Mary Epley Gross, C.S.B.
In 1886 Mary Epley attended parlor meetings in Knoxville, Illinois, which were conducted by a Christian Scientist who was being bitterly attacked in the pulpit and the press. But twenty-two-year-old Mary had a mind of her own, writing, “It was clear to me that the Scientist manifested more love and more of the spirit of Christ than did those who sought to oppose him.... I loved Christian Science from the time I first heard of it.” Mary's staunchly religious family opposed Christian Science, as they understood it, and gave her a hard time over her new faith. Friends she loved turned against her. But the young woman held firm to what she now believed. Like her friend Willis Gross, Mary signed up for a class with Christian Science teacher Janet Colman. After the course, she went to Keithsburg, Illinois, which may have been suggested by Willis as a place where she could do some good. Mary had never been to Keithsburg and knew no one there, but she went. Mary later recalled, “If ever anyone went out alone with God, I surely did. I had been in the town but two days when I was asked to treat the banker of the place. He was helped very quickly, and in three days the local paper referred to his improved condition.... The third day I began to treat the wife of a railroad man. I went to see her and found her in a dark room, as she was unable to bear the light. That evening she went outdoors. The next day she was much better, and in a very short time she was completely healed.... A young girl afflicted with a stiff arm came for help. After the first treatment all pain disappeared, and in a few days the arm was straightened and she was able to resume her sewing. A case of tuberculosis which had been given up by the doctors was healed in a short time. A tumor was quickly healed…. One case after another was healed, and the work went on, bringing comfort and healing to scores of needy ones.” Mary soon had all the cases she could handle, sometimes working night and day.

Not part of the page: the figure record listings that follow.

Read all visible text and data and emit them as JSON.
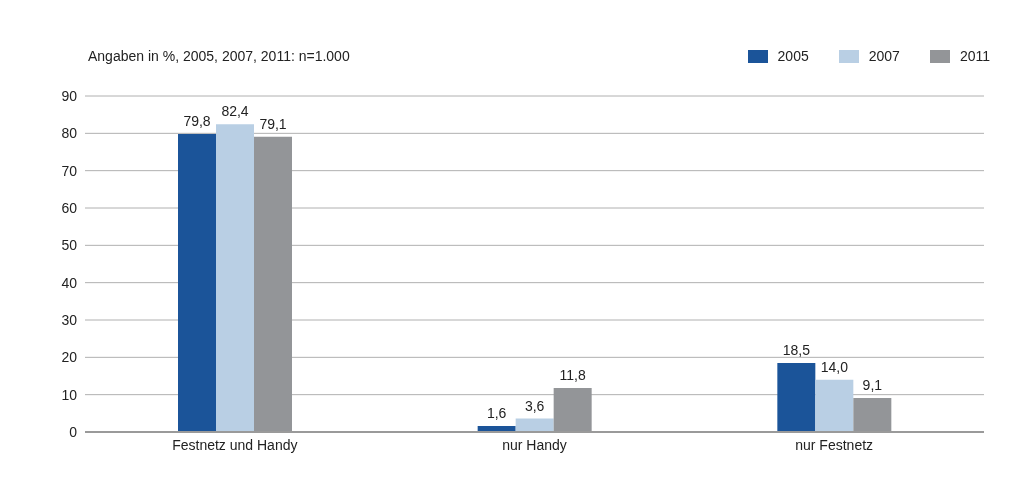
{
  "chart_data": {
    "type": "bar",
    "subtitle": "Angaben in %, 2005, 2007, 2011: n=1.000",
    "categories": [
      "Festnetz und Handy",
      "nur Handy",
      "nur Festnetz"
    ],
    "series": [
      {
        "name": "2005",
        "color": "#1b5499",
        "values": [
          79.8,
          1.6,
          18.5
        ],
        "value_labels": [
          "79,8",
          "1,6",
          "18,5"
        ]
      },
      {
        "name": "2007",
        "color": "#b9cfe4",
        "values": [
          82.4,
          3.6,
          14.0
        ],
        "value_labels": [
          "82,4",
          "3,6",
          "14,0"
        ]
      },
      {
        "name": "2011",
        "color": "#939598",
        "values": [
          79.1,
          11.8,
          9.1
        ],
        "value_labels": [
          "79,1",
          "11,8",
          "9,1"
        ]
      }
    ],
    "ylim": [
      0,
      90
    ],
    "yticks": [
      0,
      10,
      20,
      30,
      40,
      50,
      60,
      70,
      80,
      90
    ],
    "grid": "y",
    "legend": "top right"
  }
}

Portrait by I. M. Gaugengigl. Original in Longyear collection
Willis and Mary Epley Gross
Later that year, Mary and Willis were married. The young couple soon moved to Wichita and then to Topeka, Kansas, where they helped form churches, with Willis as pastor. In 1895, when the Bible and the textbook of Christian Science, Science and Health with Key to the Scriptures, were ordained by Mrs. Eddy as Pastor in all Christian Science churches, Willis and Mary became First and Second Readers. After attending the Normal class in 1899, Mary and Willis relocated to Boston to assist Judge and Mrs. Hanna in the editorial office of The Christian Science Publishing Society. Mary Epley Gross continued her healing practice through the 1920s.